Australian businessman

Chris Corrigan is an Australian businessman. He was the managing director of the Patrick Corporation until it was taken over in 2006.

Born in country New South Wales, he was educated at Bowral High School, the Australian National University and Harvard University. In the US he developed an interest in marketing and media and acquired new techniques in retail finance, including margin lending, which he introduced to Australia.

He joined stockbroker Ord Minnett as an analyst in 1968 and moved to BT Australia as investment manager in 1970. He was appointed managing director in 1979. Corrigan formed a partnership with Peter Scanlon, a former Elders executive, in 1990 when he set up an investment and management services business that first became the Lang Corporation and later stevedore company Patrick Corporation.

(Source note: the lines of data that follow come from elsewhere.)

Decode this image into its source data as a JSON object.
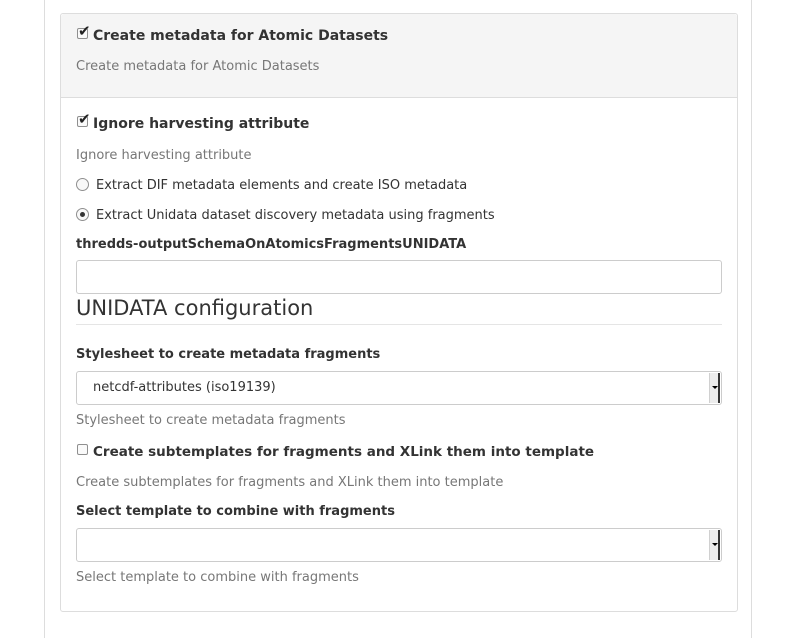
{
  "atomic": {
    "checkbox_label": "Create metadata for Atomic Datasets",
    "help": "Create metadata for Atomic Datasets",
    "checked": true
  },
  "harvesting": {
    "checkbox_label": "Ignore harvesting attribute",
    "help": "Ignore harvesting attribute",
    "checked": true
  },
  "extract_options": [
    {
      "label": "Extract DIF metadata elements and create ISO metadata",
      "selected": false
    },
    {
      "label": "Extract Unidata dataset discovery metadata using fragments",
      "selected": true
    }
  ],
  "output_schema": {
    "label": "thredds-outputSchemaOnAtomicsFragmentsUNIDATA",
    "value": ""
  },
  "section_title": "UNIDATA configuration",
  "stylesheet": {
    "label": "Stylesheet to create metadata fragments",
    "selected": "netcdf-attributes (iso19139)",
    "help": "Stylesheet to create metadata fragments"
  },
  "subtemplates": {
    "checkbox_label": "Create subtemplates for fragments and XLink them into template",
    "help": "Create subtemplates for fragments and XLink them into template",
    "checked": false
  },
  "template": {
    "label": "Select template to combine with fragments",
    "selected": "",
    "help": "Select template to combine with fragments"
  }
}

Corrigan is best known for the 1998 Australian waterfront dispute, in which he attempted to sack the heavily unionised workforce and replace it with strikebreakers, eventually leading to reform and restructuring of dockyard labour practices. In the 2007 miniseries Bastard Boys about the dispute, Corrigan was played by Geoff Morrell.

In 2007, Corrigan became non-executive chairman of companies associated with KFM Diversified Infrastructure and Logistics Fund which became Qube Holdings. The companies have bought into joint ventures in some of the stevedoring, wharf and shipping operations acquired by DP World when it took over P&O Transport Australia.